At the church of Strathfieldsaye, where the Duke of Wellington was a regular attendant, a stranger was preaching, and the verger when he ended came up the stairs, opened the pulpit door a little way, slammed it to, and then opened it wide for the preacher to go out. He asked in the vestry why he had shut the door again while opening it, and the verger said, "We always do that sir, to wake the duke."
Mr. Ibbetson, of St. Michael's, Walthamstow, was marrying a couple when the ring was found to be too tight. A voice from behind exclaimed, "Suck your finger, you fool."
Two or three stories about vergers naturally find a place here. Possibly some of them are well known, but, even so, they will bear repetition.
A gentleman going to see a ritualistic church in London was walking into the chancel when an official stepped forward and said, "You mustn't go in there." "Why not?" said the gentleman. "I'm put here to stop you," said the man. "Oh! I see," said the gentleman, "you're what they call the rude screen, aren't you?"
A clergyman in the diocese of Wakefield told me that when he first came to the parish he found things in a very neglected state, and among other changes he introduced an early celebration of the Holy Communion. An old clerk collected the offertory, and when he brought it up to the clergyman he said, "There's eight on 'em, but two 'asn't paid."
A verger was showing a lady over a church when she asked him if the vicar was a married man. "No, ma'am," he answered, "he's a chalybeate."
A verger showing a large church to a stranger, pointed out another man and said, "That is the other verger." The gentleman said, "I did not know there were two of you," and the verger replied, "Oh yes, sir, he werges up one side of the church and I werges up the other."
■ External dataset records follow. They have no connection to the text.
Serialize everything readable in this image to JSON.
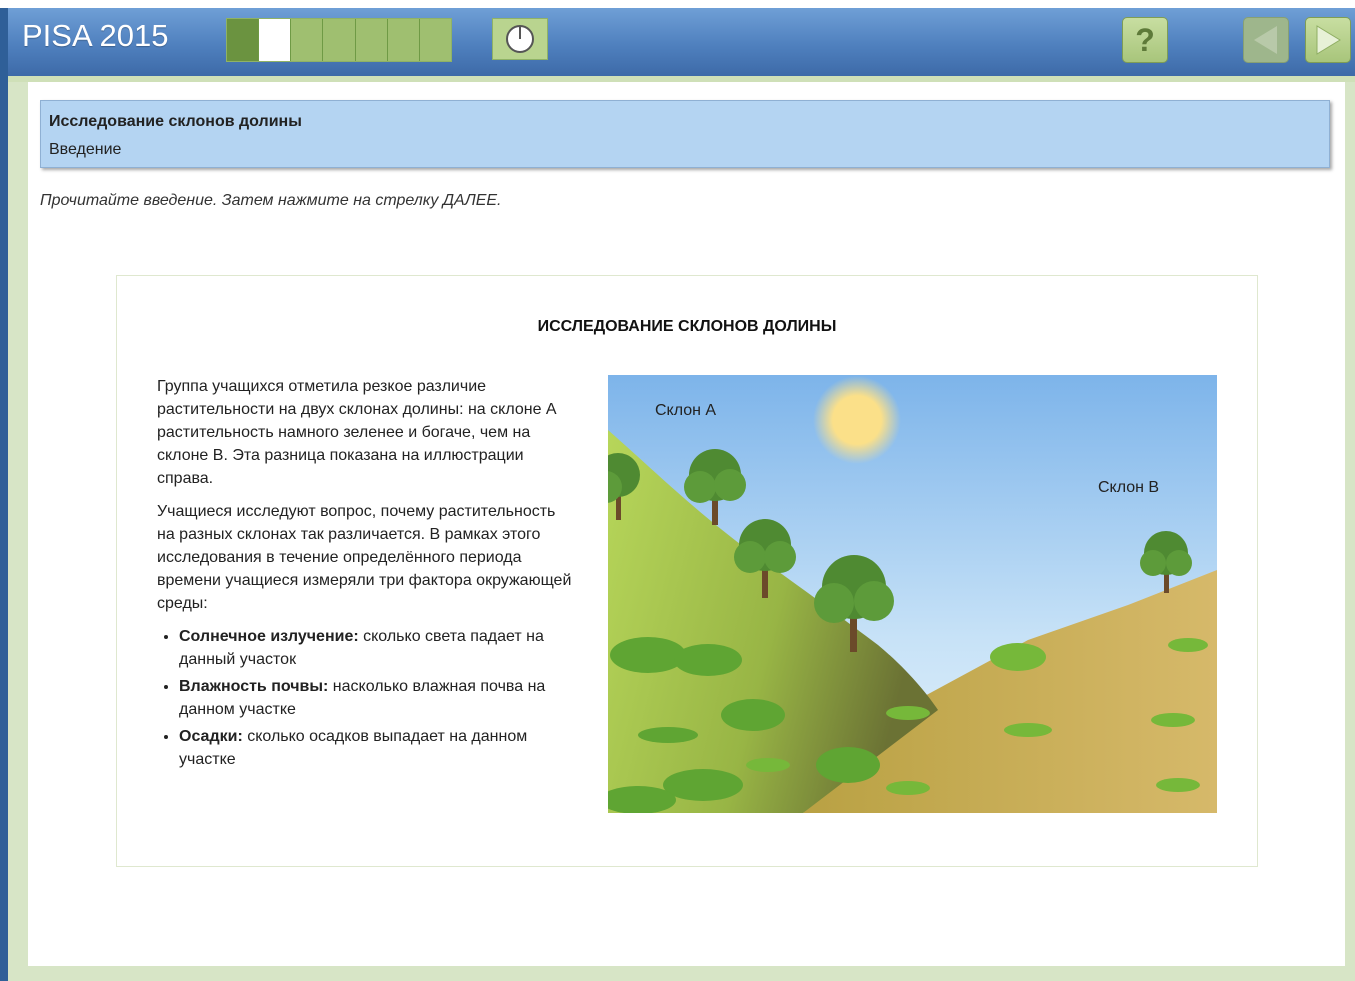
{
  "header": {
    "brand": "PISA 2015",
    "progress": {
      "total": 7,
      "current": 2
    },
    "help_label": "?"
  },
  "unit": {
    "title": "Исследование склонов долины",
    "subtitle": "Введение"
  },
  "instruction": "Прочитайте введение. Затем нажмите на стрелку ДАЛЕЕ.",
  "stimulus": {
    "title": "ИССЛЕДОВАНИЕ СКЛОНОВ ДОЛИНЫ",
    "paragraph1": "Группа учащихся отметила резкое различие растительности на двух склонах долины: на склоне A растительность намного зеленее и богаче, чем на склоне B. Эта разница показана на иллюстрации справа.",
    "paragraph2": "Учащиеся исследуют вопрос, почему растительность на разных склонах так различается. В рамках этого исследования в течение определённого периода времени учащиеся измеряли три фактора окружающей среды:",
    "factors": [
      {
        "term": "Солнечное излучение:",
        "desc": " сколько света падает на данный участок"
      },
      {
        "term": "Влажность почвы:",
        "desc": " насколько влажная почва на данном участке"
      },
      {
        "term": "Осадки:",
        "desc": " сколько осадков выпадает на данном участке"
      }
    ],
    "illustration": {
      "slope_a_label": "Склон А",
      "slope_b_label": "Склон В"
    }
  },
  "colors": {
    "topbar": "#4f80be",
    "frame": "#d7e5c6",
    "unit_header": "#b4d4f2",
    "progress_done": "#6b9340",
    "progress_todo": "#9fbf70"
  },
  "icons": [
    "timer-icon",
    "help-icon",
    "back-arrow-icon",
    "next-arrow-icon"
  ]
}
Two little stories connected with Bishop Walsham How's episcopal life may well conclude the anecdotes about vergers. The Bishop's dislike of ostentation was well known. He caused much amusement on one occasion when living in London, by frustrating the designs of a pompous verger. It had been this man's custom to meet the Bishop at the door of the church, and precede him up the centre aisle en route for the vestry, thus making a little extra procession of his own. One day the Bishop, after handing this verger his bag, let him go on his way up the centre of the church, and himself slipped off up a side aisle, and gained the vestry unobserved, while the verger marched up in a solemn procession of one!
The other story occurs in the note-book, and runs as follows:
On my first visit to Almondbury to preach, the verger came to me in the vestry, and said, "A've put a platform in t' pulpit for ye; you'll excuse me, but a little man looks as if he was in a toob." (N.B. To prevent undue inferences I am five feet nine inches in height.)